Currently, the federal government is involved in local education, law enforcement, health care, and environmental issues—all intrusions that have been normalized today but not what was planned, Meckler said.
Providing historical context, Meckler pointed to a time after the U.S. Constitution was ratified when Founding Father Thomas Jefferson, a proponent of public education, was establishing the University of Virginia.
A friend had suggested to Jefferson that he take federal funding for the university, and Jefferson responded by stating that it would be unconstitutional without a constitutional amendment, Meckler said.
“Even Jefferson understood that the federal government had no role to play in education,” he said. “Yet today, we have the Department of Education wasting hundreds of billions of dollars, and I would argue damaging our children. It’s not constitutional, and the only way to fix this is by holding a convention.”
Once 34 states call for the convention, each state legislature would commission its own delegates, Meckler said.
“States can select as many as they want, from one to 100,” he said. “Each state gets one vote.”
The only role of Congress is to choose when and where for the convention to meet.
“The convention will operate very much like a legislature, enacting a rule set before beginning the debate and breaking off into subcommittees,” he said.
When 26 states—a majority—agree on any amendment, the convention then has the power to propose the amendment to the states, Meckler said.
Ratification of those proposed amendments would take place in the states, not in Congress.
“It would take 38 states in their state legislatures voting to ratify before an amendment could become a part of the Constitution,” Meckler said.
Meckler said it’s important to point out that the convention can only make proposals to the states because critics of this strategy warn of a “runaway convention,” the idea of the convention going rogue.
One example that critics of the strategy raise is the possibility of the delegates voting against their states’ wishes. However, those commission delegates, also called commissioners, are bound to their state legislature.
If they were to vote in opposition to their state’s will, they would be replaced and could face up to three years in prison, according to COSA.
The idea of restoring the constitutional balance bothers some on both the fringes of the right and the left, Meckler said. However, he said the proposal of a balanced budget amendment is supported by 85 percent of the American people, while 72 percent, he said, are in support of removing power from the federal government.
Constitutional law scholar Robert Natelson, who’s endorsed the effort, said, “There are far more political and legal constraints on a runaway convention than on a runaway Congress.”
Abraham Lincoln discussed Article V and how it gives states power over the federal government, saying that “the convention mode seems preferable, in that it allows amendments to originate with the people themselves.”
“People have been trying to do this since our country began,” Meckler said. “Our effort began nine years ago in August 2013. Since, we’ve been working consistently building this project, with 5.2 million supporters across the country.”
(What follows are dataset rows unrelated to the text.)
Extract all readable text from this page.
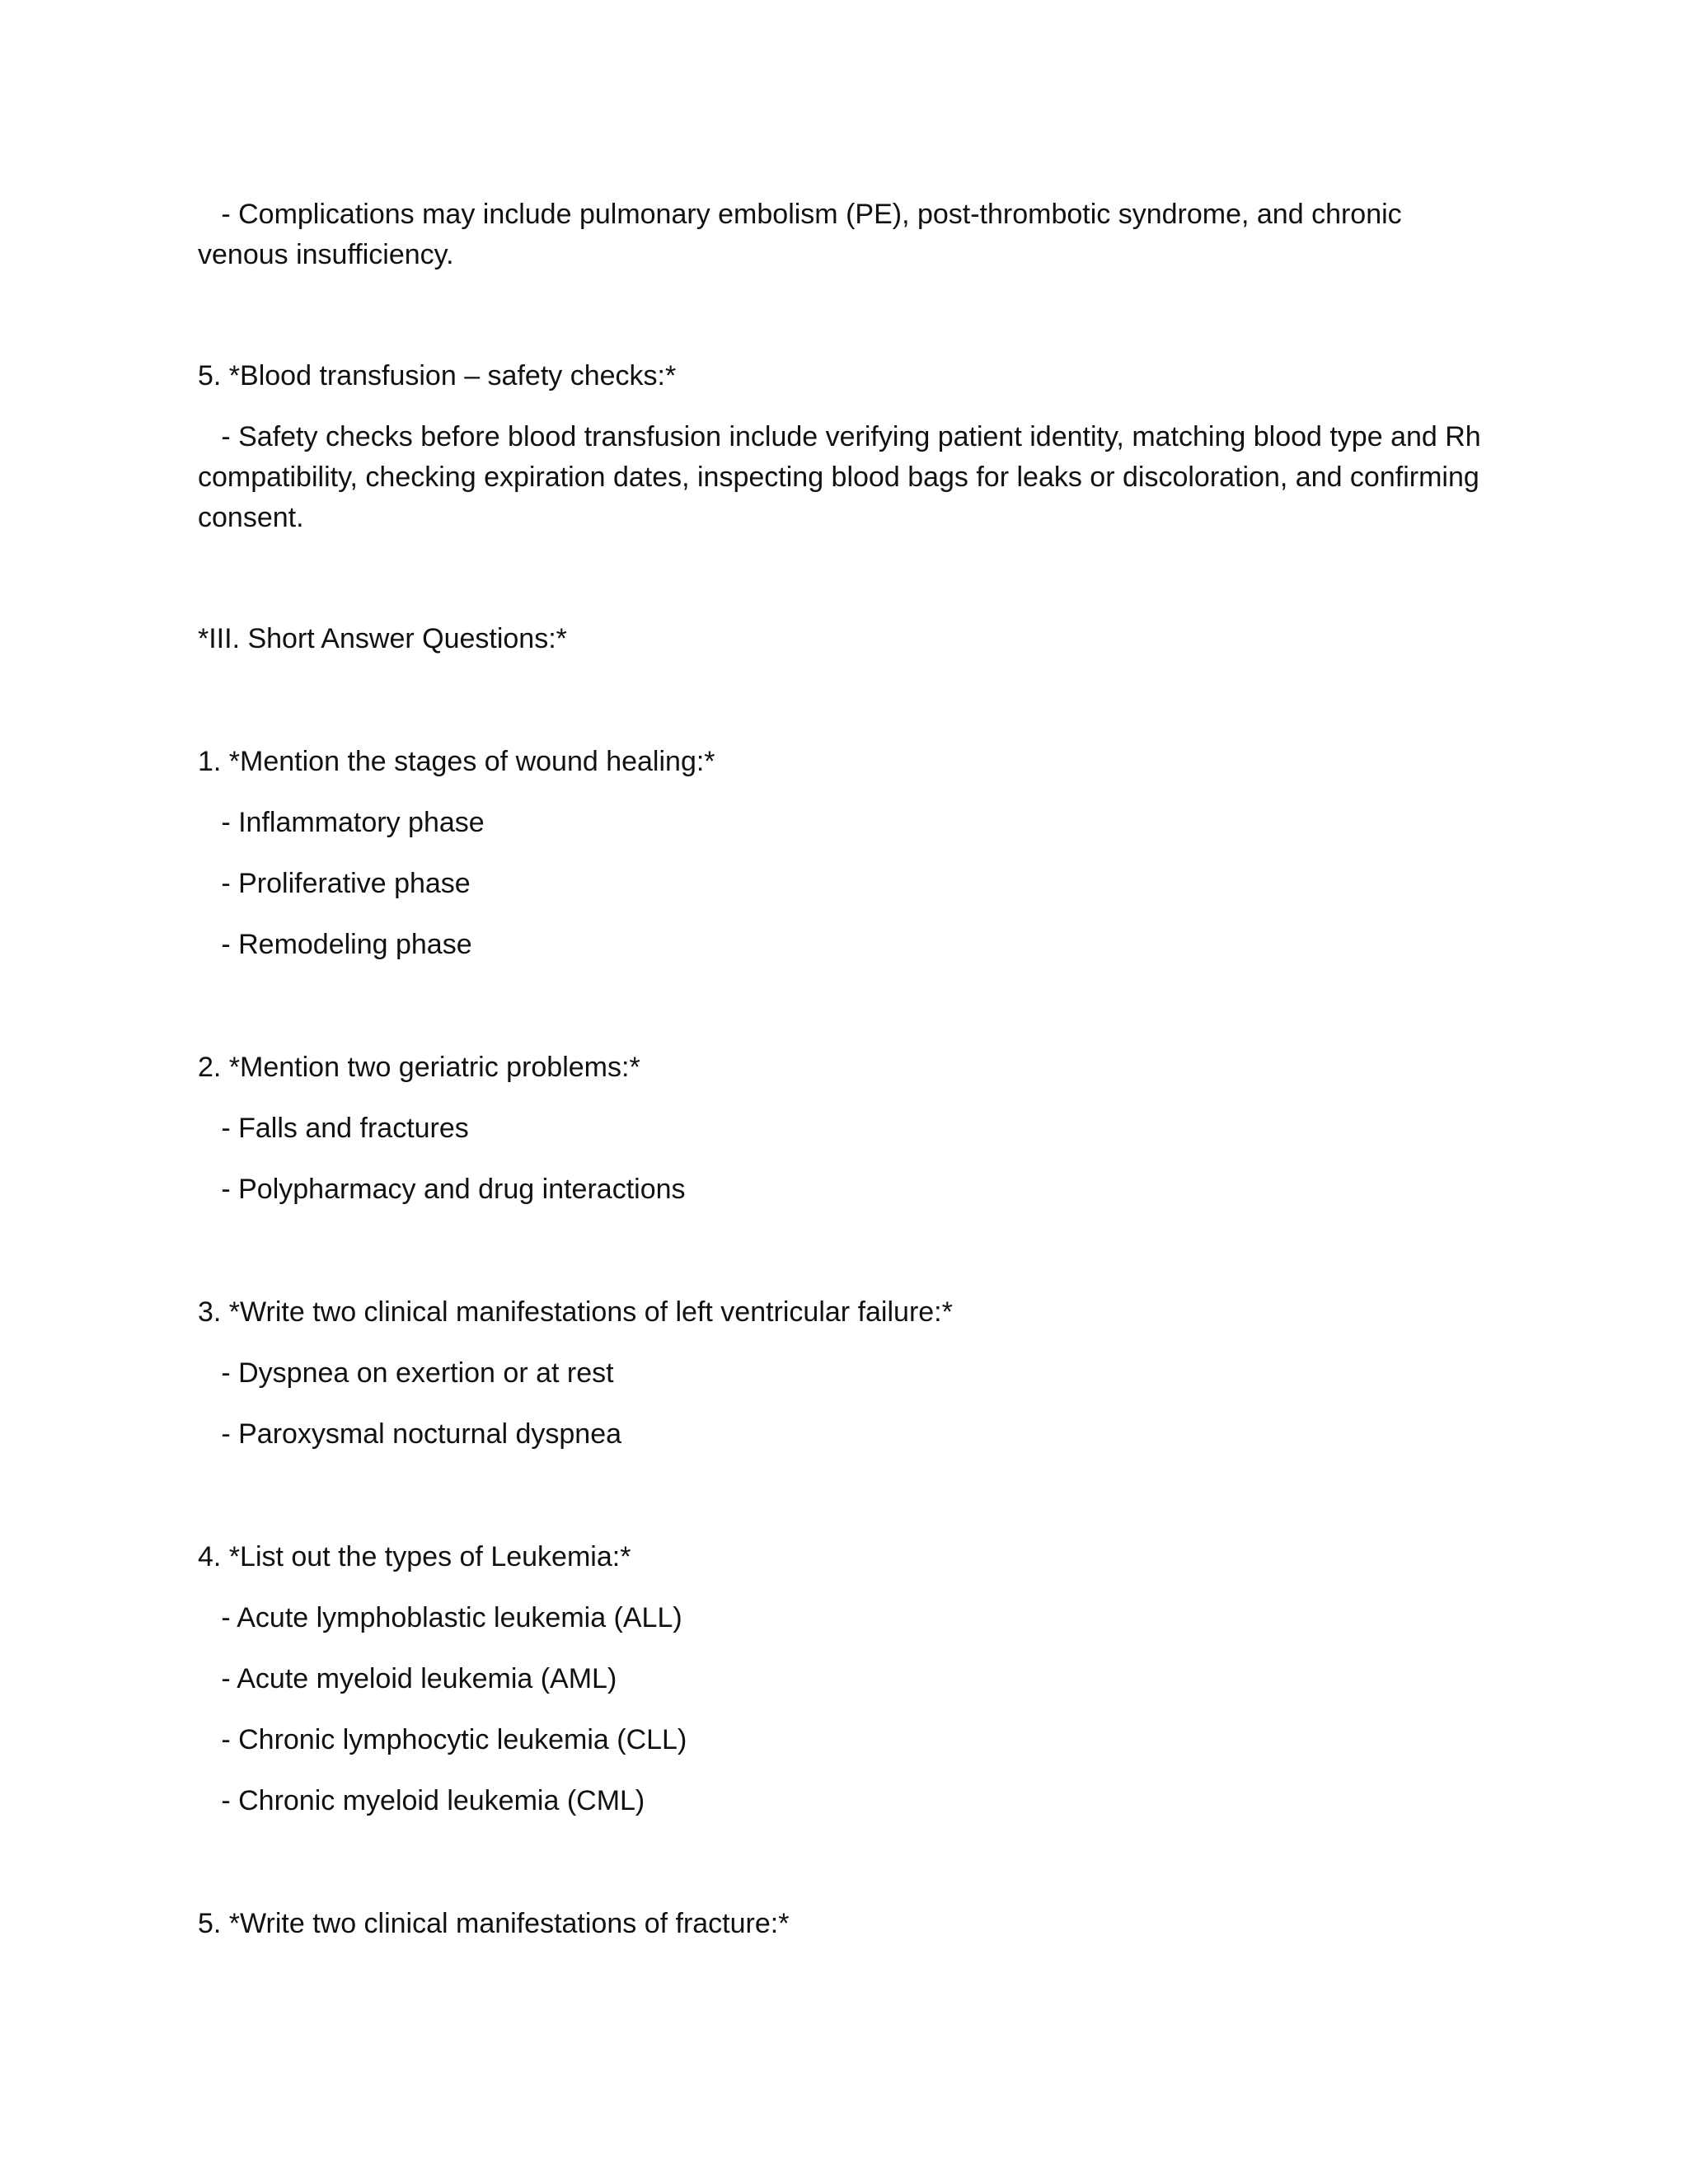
- Complications may include pulmonary embolism (PE), post-thrombotic syndrome, and chronic
venous insufficiency.
5. *Blood transfusion – safety checks:*
- Safety checks before blood transfusion include verifying patient identity, matching blood type and Rh
compatibility, checking expiration dates, inspecting blood bags for leaks or discoloration, and confirming
consent.
*III. Short Answer Questions:*
1. *Mention the stages of wound healing:*
- Inflammatory phase
- Proliferative phase
- Remodeling phase
2. *Mention two geriatric problems:*
- Falls and fractures
- Polypharmacy and drug interactions
3. *Write two clinical manifestations of left ventricular failure:*
- Dyspnea on exertion or at rest
- Paroxysmal nocturnal dyspnea
4. *List out the types of Leukemia:*
- Acute lymphoblastic leukemia (ALL)
- Acute myeloid leukemia (AML)
- Chronic lymphocytic leukemia (CLL)
- Chronic myeloid leukemia (CML)
5. *Write two clinical manifestations of fracture:*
‘The Only Way to Save This Country’
There are volunteer teams in every state, Joy Ruhmann, the North Carolina state director for the Convention of States, told The Epoch Times.
Ruhmann put her career as a leadership consultant on hold to commit her time to the convention.
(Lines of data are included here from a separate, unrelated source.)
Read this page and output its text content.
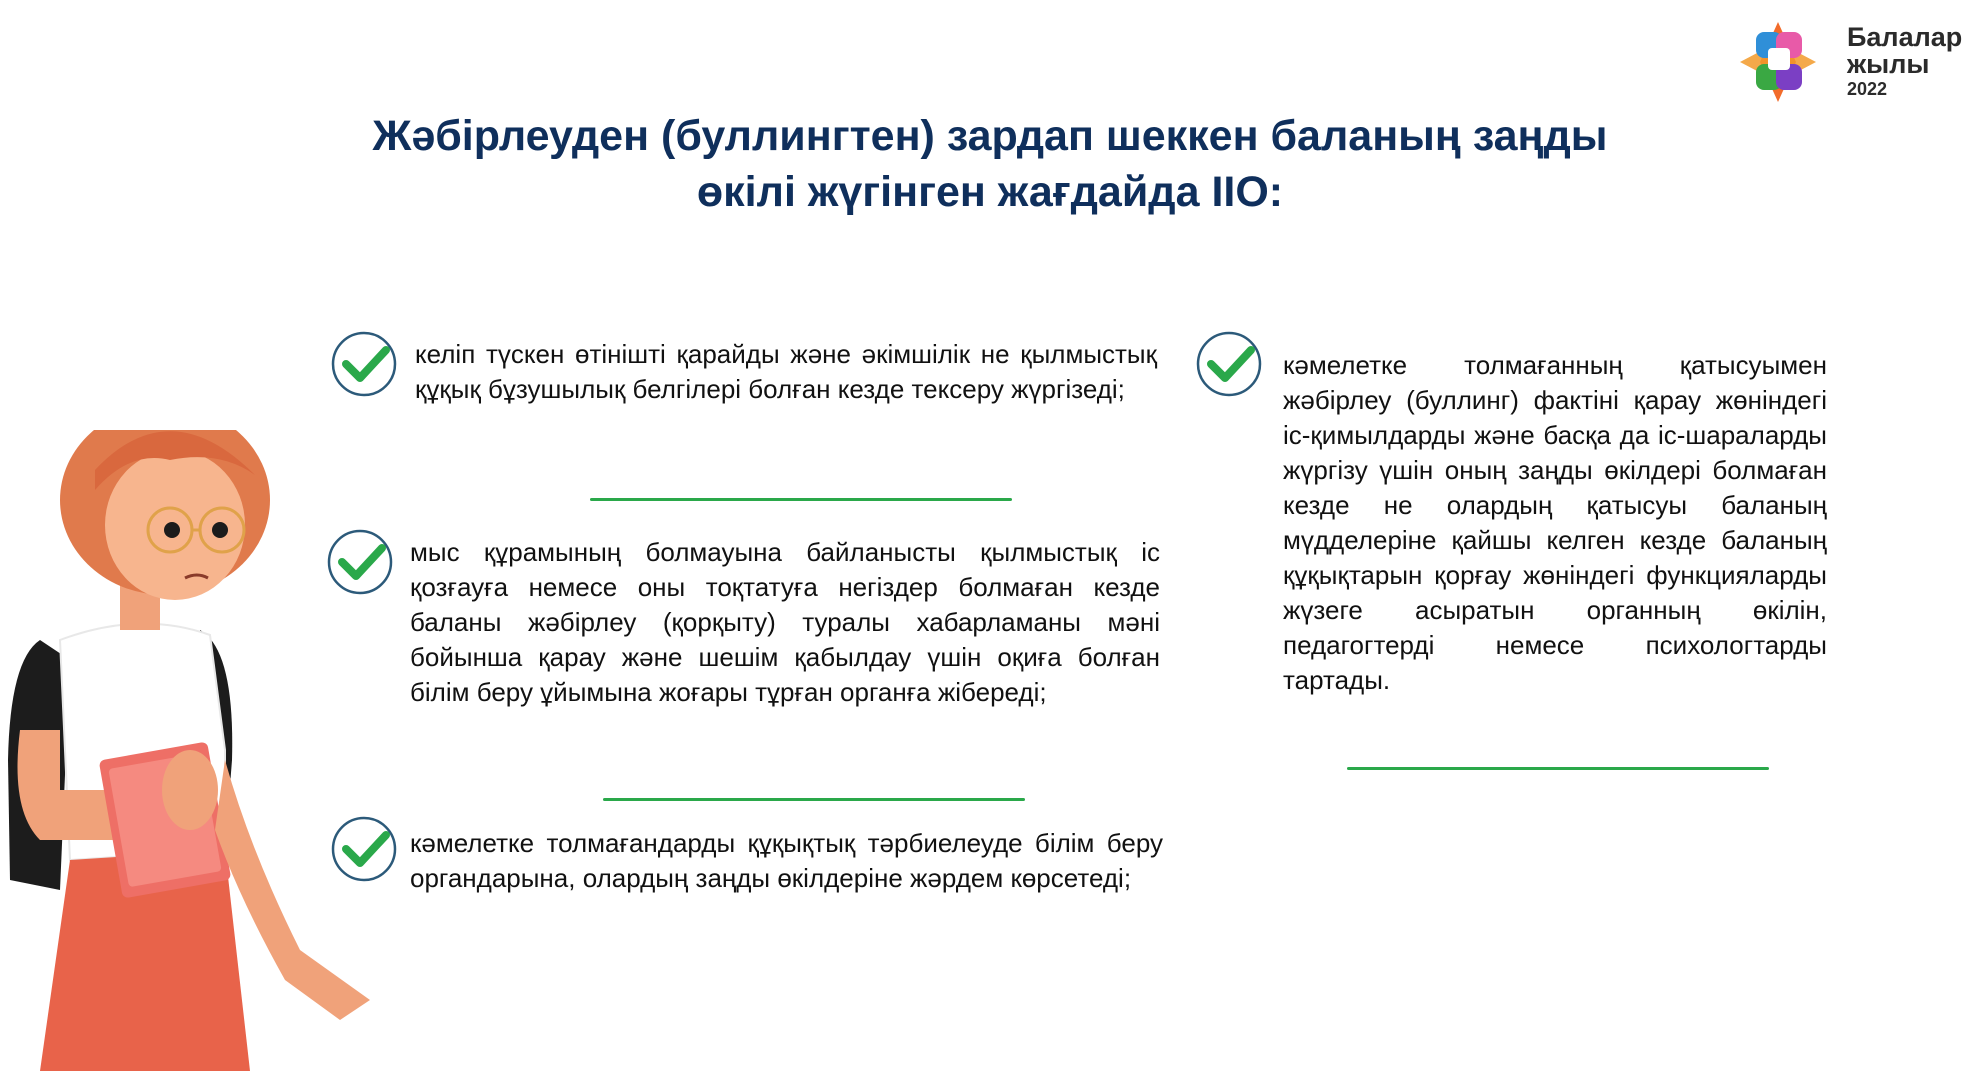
Жәбірлеуден (буллингтен) зардап шеккен баланың заңды
өкілі жүгінген жағдайда ІІО:
Балалар
жылы
2022
келіп түскен өтінішті қарайды және әкімшілік не қылмыстық құқық бұзушылық белгілері болған кезде тексеру жүргізеді;
мыс құрамының болмауына байланысты қылмыстық іс қозғауға немесе оны тоқтатуға негіздер болмаған кезде баланы жәбірлеу (қорқыту) туралы хабарламаны мәні бойынша қарау және шешім қабылдау үшін оқиға болған білім беру ұйымына жоғары тұрған органға жібереді;
кәмелетке толмағандарды құқықтық тәрбиелеуде білім беру органдарына, олардың заңды өкілдеріне жәрдем көрсетеді;
кәмелетке толмағанның қатысуымен жәбірлеу (буллинг) фактіні қарау жөніндегі іс-қимылдарды және басқа да іс-шараларды жүргізу үшін оның заңды өкілдері болмаған кезде не олардың қатысуы баланың мүдделеріне қайшы келген кезде баланың құқықтарын қорғау жөніндегі функцияларды жүзеге асыратын органның өкілін, педагогтерді немесе психологтарды тартады.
She orchestrated the June 8 rally, which will have speakers in addition to Meckler such as Lt. Col. Allen West, a former Florida congressman; former chairman of the Republican Party of Texas Rick Green, a constitutional coach and founder of Patriot Academy; and Jonathan Uzcategui, a Venezuela-born North Carolinian who speaks out against the dangers of socialism.
“I think that what we are trying to do with the Convention of States is the only way to save this country in the long term,” Ruhmann said. “If we can’t get corruption out of Washington and if we can’t give the power back to the states where it’s supposed to be—based on our Constitution—then all hope is lost for the Republic.”